En épigraphe trône cette interrogation de
Virgile : « Quoi faire pour le bonheur des champs ».
Jaume Saïs et
Serge Bonnery se sont associés pour nous restituer des bribes de champs immortalisés tantôt par la parole poétique, tantôt par des photos non moins poétiques. Et
Didier Manyach de nous rappeler en conclusion de sa préface que : « Le monde n'est pas en endroit. le monde est une succession des lieux qui mènent à l'entrée du Monde ».
Si les textes de
Serge Bonnery sont teintés d'accents bibliques, c'est aussi parce que ces jardins renvoient constamment au Jardin. L'unique et célèbre de l'Éden ou peut-être celui de Gethsémani. Comment ne pas voir dans la photo de la page 54 l'ombre du Jésus crucifié ? Comment ne pas sentir, page 20 cette « danse du vent » ?
Superbe traduction en parole, avec un subtil renvoi aux photos des pages 6-7 par
Didier Manyach : « Car au fond de ce Jardin, métaphorique, dissimulé par de mauvaises et pourtant nécessaires herbes, pourrait se refermer le piège d'une seule goutte d'eau : une cellule affolée, s'infiltrant, par une loi naturelle, déréglée, dans la trame, comme l'araignée qui chute de sa toile… ».
Et lorsqu'une tête de poupon au bout d'un pieu surgit dans un coin de jardin, cela fait naturellement penser à l'enfance que
Serge Bonnery invoque pages 41-42 :
« “L'enfance est mystère, et doublement lorsque l'univers auquel on s'éveille est celui agraire, fermé, millénaire qui a subsisté l'écart du mouvement, de l'échange, de la modernité jusqu'au milieu de ce siècle et quelque peu au-delà, parfois, par endroits”, écrit
Pierre Bergounioux dans un livre où il évoque les paysages qui l'ont vu grandir, du côté des Millevaches avec pour horizon les courbes du Quercy.
Le pays noir où je suis né fait à jamais mystère de son ombre.

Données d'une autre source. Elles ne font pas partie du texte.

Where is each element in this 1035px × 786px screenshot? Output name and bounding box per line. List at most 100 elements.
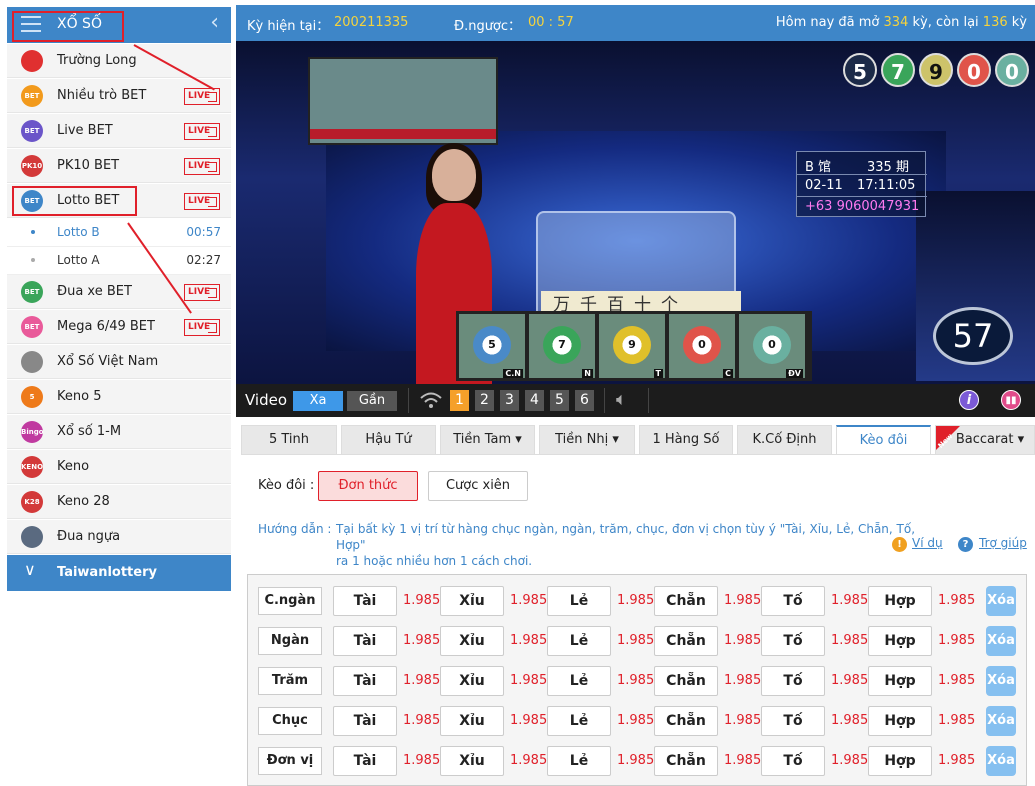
sidebar-item[interactable]: Bingo Xổ số 1-M [7, 415, 231, 449]
wifi-icon[interactable] [419, 390, 443, 410]
sidebar-subitem[interactable]: Lotto B 00:57 [7, 219, 231, 247]
bet-option-button[interactable]: Tài [333, 746, 397, 776]
table-row: Đơn vị Tài 1.985 Xỉu 1.985 Lẻ 1.985 Chẵn 1.985 Tố… [248, 735, 1028, 776]
odds-value: 1.985 [403, 633, 441, 648]
stats-icon[interactable]: ▮▮ [1001, 390, 1021, 410]
tab-1[interactable]: Hậu Tứ [341, 425, 436, 455]
tab-7[interactable]: Baccarat ▾ New [935, 425, 1035, 455]
channel-button[interactable]: 1 [450, 390, 469, 411]
tab-2[interactable]: Tiền Tam ▾ [440, 425, 535, 455]
sidebar-item-label: Keno 28 [57, 494, 110, 509]
odds-value: 1.985 [510, 633, 548, 648]
bet-option-button[interactable]: Xỉu [440, 626, 504, 656]
view-near-button[interactable]: Gần [347, 391, 397, 411]
sidebar-item-taiwanlottery[interactable]: ∨ Taiwanlottery [7, 555, 231, 591]
sidebar-item[interactable]: BET Live BET LIVE [7, 114, 231, 148]
info-icon[interactable]: i [959, 390, 979, 410]
bet-option-button[interactable]: Lẻ [547, 666, 611, 696]
channel-button[interactable]: 3 [500, 390, 519, 411]
bet-option-button[interactable]: Tài [333, 666, 397, 696]
odds-value: 1.985 [617, 753, 655, 768]
sidebar-item[interactable]: BET Mega 6/49 BET LIVE [7, 310, 231, 344]
bet-option-button[interactable]: Hợp [868, 586, 932, 616]
guide-text: Hướng dẫn : Tại bất kỳ 1 vị trí từ hàng … [258, 522, 916, 568]
period-value: 200211335 [334, 15, 409, 30]
bet-option-button[interactable]: Tố [761, 746, 825, 776]
subitem-time: 02:27 [186, 253, 221, 267]
highlight-box-lotto [12, 186, 137, 216]
tab-label: K.Cố Định [752, 432, 817, 447]
bet-pk10-icon: PK10 [21, 155, 43, 177]
speaker-icon[interactable]: 🔈︎ [616, 389, 627, 410]
row-label: Trăm [258, 667, 322, 695]
sidebar-item[interactable]: 5 Keno 5 [7, 380, 231, 414]
bet-option-button[interactable]: Chẵn [654, 666, 718, 696]
help-link[interactable]: Trợ giúp [979, 536, 1027, 550]
help-icon: ? [958, 537, 973, 552]
clear-button[interactable]: Xóa [986, 746, 1016, 776]
bet-option-button[interactable]: Tài [333, 586, 397, 616]
sidebar-item[interactable]: Trường Long [7, 44, 231, 78]
bet-option-button[interactable]: Tài [333, 706, 397, 736]
sidebar-item[interactable]: BET Đua xe BET LIVE [7, 275, 231, 309]
odds-value: 1.985 [617, 713, 655, 728]
sidebar-item[interactable]: Xổ Số Việt Nam [7, 345, 231, 379]
sidebar-item[interactable]: KENO Keno [7, 450, 231, 484]
channel-button[interactable]: 5 [550, 390, 569, 411]
live-video[interactable]: 万千百十个 57900 B 馆 335 期 02-11 17:11:05 +63… [236, 41, 1035, 384]
sidebar-item[interactable]: PK10 PK10 BET LIVE [7, 149, 231, 183]
sidebar-subitem[interactable]: Lotto A 02:27 [7, 247, 231, 275]
clear-button[interactable]: Xóa [986, 666, 1016, 696]
sidebar-item[interactable]: BET Nhiều trò BET LIVE [7, 79, 231, 113]
bet-option-button[interactable]: Xỉu [440, 666, 504, 696]
tab-0[interactable]: 5 Tinh [241, 425, 337, 455]
single-bet-button[interactable]: Đơn thức [318, 471, 418, 501]
sidebar-item[interactable]: Đua ngựa [7, 520, 231, 554]
video-countdown: 57 [933, 307, 1013, 365]
channel-button[interactable]: 6 [575, 390, 594, 411]
tile-tag: N [582, 369, 593, 378]
tile-tag: C [723, 369, 733, 378]
subitem-label: Lotto A [57, 253, 100, 267]
view-far-button[interactable]: Xa [293, 391, 343, 411]
guide-label: Hướng dẫn : [258, 522, 332, 536]
bet-option-button[interactable]: Lẻ [547, 626, 611, 656]
clear-button[interactable]: Xóa [986, 626, 1016, 656]
bet-option-button[interactable]: Xỉu [440, 706, 504, 736]
odds-value: 1.985 [831, 673, 869, 688]
bet-option-button[interactable]: Tài [333, 626, 397, 656]
clear-button[interactable]: Xóa [986, 706, 1016, 736]
bet-option-button[interactable]: Lẻ [547, 586, 611, 616]
tab-4[interactable]: 1 Hàng Số [639, 425, 733, 455]
bet-option-button[interactable]: Tố [761, 706, 825, 736]
bet-option-button[interactable]: Chẵn [654, 586, 718, 616]
tab-6[interactable]: Kèo đôi [836, 425, 931, 455]
bet-option-button[interactable]: Tố [761, 626, 825, 656]
bet-option-button[interactable]: Lẻ [547, 706, 611, 736]
example-link[interactable]: Ví dụ [912, 536, 943, 550]
collapse-chevron-icon[interactable]: ‹ [210, 10, 219, 35]
channel-button[interactable]: 4 [525, 390, 544, 411]
odds-value: 1.985 [510, 753, 548, 768]
bet-option-button[interactable]: Tố [761, 666, 825, 696]
sidebar-item[interactable]: K28 Keno 28 [7, 485, 231, 519]
bet-option-button[interactable]: Xỉu [440, 586, 504, 616]
bet-option-button[interactable]: Chẵn [654, 626, 718, 656]
bet-option-button[interactable]: Tố [761, 586, 825, 616]
tab-3[interactable]: Tiền Nhị ▾ [539, 425, 635, 455]
live-badge: LIVE [184, 284, 220, 301]
odds-value: 1.985 [403, 593, 441, 608]
bet-option-button[interactable]: Lẻ [547, 746, 611, 776]
bet-option-button[interactable]: Hợp [868, 666, 932, 696]
bet-option-button[interactable]: Chẵn [654, 706, 718, 736]
chevron-down-icon: ∨ [24, 560, 36, 579]
combo-bet-button[interactable]: Cược xiên [428, 471, 528, 501]
clear-button[interactable]: Xóa [986, 586, 1016, 616]
tab-5[interactable]: K.Cố Định [737, 425, 832, 455]
bet-option-button[interactable]: Hợp [868, 626, 932, 656]
bet-option-button[interactable]: Chẵn [654, 746, 718, 776]
bet-option-button[interactable]: Xỉu [440, 746, 504, 776]
bet-option-button[interactable]: Hợp [868, 746, 932, 776]
channel-button[interactable]: 2 [475, 390, 494, 411]
bet-option-button[interactable]: Hợp [868, 706, 932, 736]
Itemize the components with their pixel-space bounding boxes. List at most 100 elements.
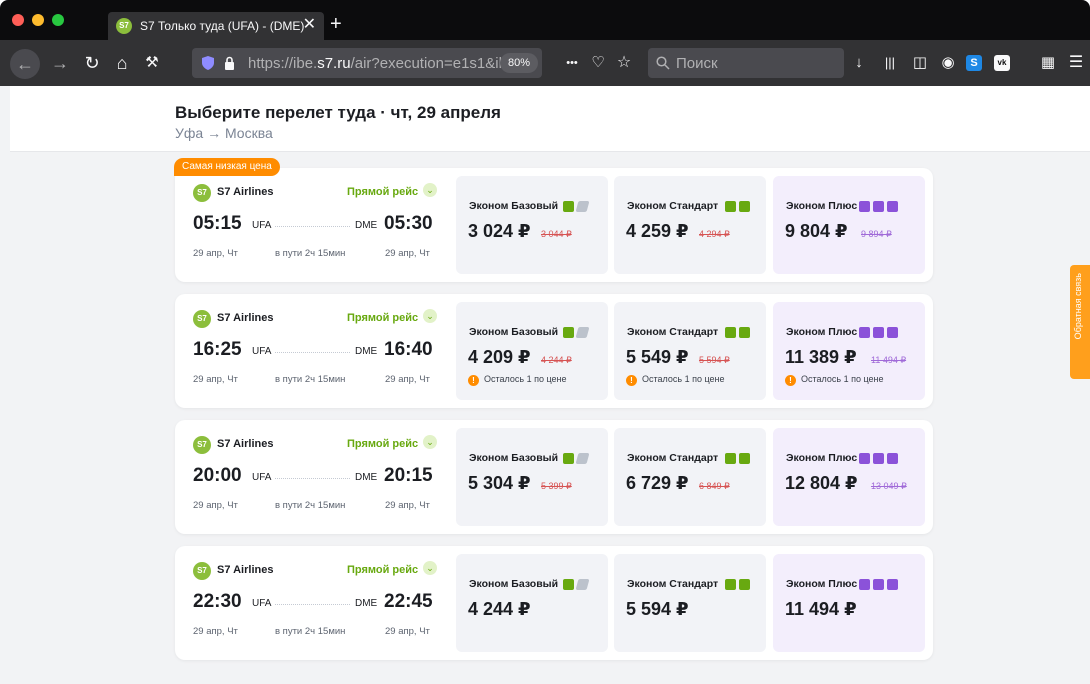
fare-option-economy-standard[interactable]: Эконом Стандарт 5 549 ₽ 5 594 ₽ ! Осталос…	[614, 302, 766, 400]
forward-arrow-icon[interactable]: →	[50, 51, 70, 75]
tab-title: S7 Только туда (UFA) - (DME)	[140, 19, 305, 33]
suitcase-icon	[739, 201, 750, 213]
shield-icon[interactable]	[202, 56, 214, 70]
hamburger-menu-icon[interactable]: ☰	[1066, 51, 1086, 75]
flight-card[interactable]: S7 S7 Airlines Прямой рейс ⌄ 22:30 UFA D…	[175, 546, 933, 660]
direct-flight-label[interactable]: Прямой рейс	[347, 438, 418, 450]
direct-flight-label[interactable]: Прямой рейс	[347, 564, 418, 576]
arrival-date: 29 апр, Чт	[385, 500, 430, 511]
search-input[interactable]: Поиск	[648, 48, 844, 78]
fare-name: Эконом Базовый	[469, 200, 559, 212]
flight-duration: в пути 2ч 15мин	[275, 626, 346, 637]
bookmark-star-icon[interactable]: ☆	[614, 51, 634, 75]
search-placeholder: Поиск	[676, 55, 718, 72]
chevron-down-icon[interactable]: ⌄	[423, 183, 437, 197]
airline-name: S7 Airlines	[217, 186, 274, 198]
direct-flight-label[interactable]: Прямой рейс	[347, 186, 418, 198]
vk-extension-icon[interactable]: vk	[994, 55, 1010, 71]
exchange-icon	[873, 579, 884, 591]
no-baggage-icon	[575, 579, 590, 591]
fare-name: Эконом Базовый	[469, 326, 559, 338]
departure-airport-code: UFA	[252, 598, 272, 609]
library-icon[interactable]: |||	[880, 51, 900, 75]
seat-icon	[887, 579, 898, 591]
url-bar[interactable]: https://ibe.s7.ru/air?execution=e1s1&ibe	[192, 48, 542, 78]
fare-option-economy-basic[interactable]: Эконом Базовый 5 304 ₽ 5 399 ₽	[456, 428, 608, 526]
flight-duration: в пути 2ч 15мин	[275, 248, 346, 259]
fare-option-economy-plus[interactable]: Эконом Плюс 9 804 ₽ 9 894 ₽	[773, 176, 925, 274]
arrival-time: 16:40	[384, 339, 433, 360]
arrival-date: 29 апр, Чт	[385, 248, 430, 259]
fare-option-economy-plus[interactable]: Эконом Плюс 11 389 ₽ 11 494 ₽ ! Осталось …	[773, 302, 925, 400]
warning-icon: !	[785, 375, 796, 386]
chevron-down-icon[interactable]: ⌄	[423, 561, 437, 575]
page-actions-menu-icon[interactable]: •••	[562, 51, 582, 75]
bag-icon	[725, 579, 736, 591]
fare-name: Эконом Стандарт	[627, 200, 719, 212]
fare-option-economy-standard[interactable]: Эконом Стандарт 5 594 ₽	[614, 554, 766, 652]
fare-price: 4 209 ₽	[468, 347, 531, 367]
home-icon[interactable]: ⌂	[112, 51, 132, 75]
back-arrow-icon[interactable]: ←	[10, 49, 40, 79]
lock-icon	[225, 56, 234, 70]
fare-option-economy-basic[interactable]: Эконом Базовый 4 209 ₽ 4 244 ₽ ! Осталось…	[456, 302, 608, 400]
chevron-down-icon[interactable]: ⌄	[423, 309, 437, 323]
fare-price: 9 804 ₽	[785, 221, 848, 241]
fare-option-economy-standard[interactable]: Эконом Стандарт 4 259 ₽ 4 294 ₽	[614, 176, 766, 274]
bag-icon	[725, 453, 736, 465]
chevron-down-icon[interactable]: ⌄	[423, 435, 437, 449]
direct-flight-label[interactable]: Прямой рейс	[347, 312, 418, 324]
minimize-window-button[interactable]	[32, 14, 44, 26]
fare-price: 4 259 ₽	[626, 221, 689, 241]
suitcase-icon	[739, 327, 750, 339]
departure-date: 29 апр, Чт	[193, 626, 238, 637]
fare-name: Эконом Плюс	[786, 200, 858, 212]
browser-tab[interactable]: S7 S7 Только туда (UFA) - (DME) ✕	[108, 12, 324, 40]
fare-price: 11 389 ₽	[785, 347, 857, 367]
sidebar-icon[interactable]: ◫	[910, 51, 930, 75]
wrench-icon[interactable]: ⚒	[142, 51, 162, 75]
departure-date: 29 апр, Чт	[193, 500, 238, 511]
arrival-airport-code: DME	[355, 220, 378, 231]
seat-icon	[887, 453, 898, 465]
feedback-side-button[interactable]: Обратная связь	[1070, 265, 1090, 379]
suitcase-icon	[859, 579, 870, 591]
account-icon[interactable]: ◉	[938, 51, 958, 75]
new-tab-button[interactable]: +	[330, 14, 342, 34]
maximize-window-button[interactable]	[52, 14, 64, 26]
flight-card[interactable]: Самая низкая цена S7 S7 Airlines Прямой …	[174, 158, 933, 282]
flight-card[interactable]: S7 S7 Airlines Прямой рейс ⌄ 16:25 UFA D…	[175, 294, 933, 408]
flight-card[interactable]: S7 S7 Airlines Прямой рейс ⌄ 20:00 UFA D…	[175, 420, 933, 534]
warning-icon: !	[626, 375, 637, 386]
extensions-icon[interactable]: ▦	[1038, 51, 1058, 75]
pocket-icon[interactable]: ♡	[588, 51, 608, 75]
exchange-icon	[873, 327, 884, 339]
seats-left-warning: ! Осталось 1 по цене	[785, 374, 884, 386]
downloads-icon[interactable]: ↓	[850, 51, 868, 75]
tab-close-icon[interactable]: ✕	[303, 15, 316, 35]
fare-option-economy-plus[interactable]: Эконом Плюс 12 804 ₽ 13 049 ₽	[773, 428, 925, 526]
fare-option-economy-standard[interactable]: Эконом Стандарт 6 729 ₽ 6 849 ₽	[614, 428, 766, 526]
fare-option-economy-basic[interactable]: Эконом Базовый 4 244 ₽	[456, 554, 608, 652]
s-extension-icon[interactable]: S	[966, 55, 982, 71]
close-window-button[interactable]	[12, 14, 24, 26]
url-text[interactable]: https://ibe.s7.ru/air?execution=e1s1&ibe	[248, 55, 538, 72]
navigation-bar: ← → ↻ ⌂ ⚒ https://ibe.s7.ru/air?executio…	[0, 40, 1090, 86]
fare-name: Эконом Плюс	[786, 578, 858, 590]
departure-date: 29 апр, Чт	[193, 374, 238, 385]
fare-option-economy-plus[interactable]: Эконом Плюс 11 494 ₽	[773, 554, 925, 652]
bag-icon	[725, 201, 736, 213]
suitcase-icon	[739, 579, 750, 591]
suitcase-icon	[859, 453, 870, 465]
no-baggage-icon	[575, 327, 590, 339]
departure-date: 29 апр, Чт	[193, 248, 238, 259]
fare-price: 5 304 ₽	[468, 473, 531, 493]
arrival-airport-code: DME	[355, 598, 378, 609]
reload-icon[interactable]: ↻	[82, 51, 102, 75]
fare-option-economy-basic[interactable]: Эконом Базовый 3 024 ₽ 3 044 ₽	[456, 176, 608, 274]
departure-airport-code: UFA	[252, 220, 272, 231]
arrival-time: 22:45	[384, 591, 433, 612]
fare-price: 4 244 ₽	[468, 599, 531, 619]
fare-old-price: 11 494 ₽	[871, 355, 907, 365]
zoom-level-badge[interactable]: 80%	[500, 53, 539, 73]
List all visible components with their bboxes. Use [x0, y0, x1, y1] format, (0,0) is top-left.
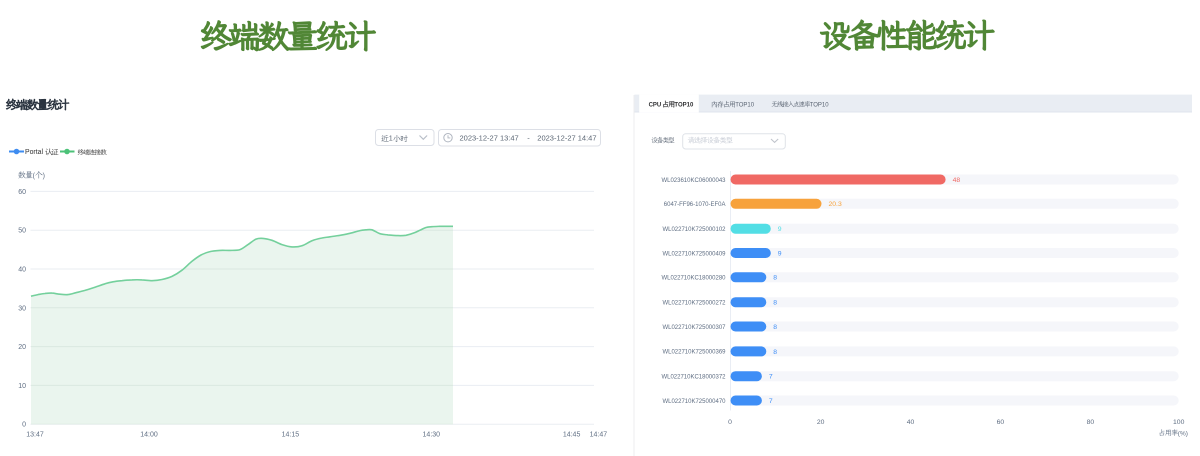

J'ai souvenir de ses odeurs de figues écrasées, de raisins que l'on presse, de litières sauvages dans les hautes herbes, d'écorces écorchées par les doigts crochus de la foudre ».
Mots et images « tisse [ent] leur langue » selon les voeux des auteurs.
Comment ne pas mémoriser au final cette phrase de
Didier Manyach qui résume à elle seule la célébration du beau et du fragile qu'est ce livre : « Dans un monde sans offrandes, où les horizons sont perdus, offrir au vivant son reflet c'est regarder le temps qui chute dans sa roche de glace ».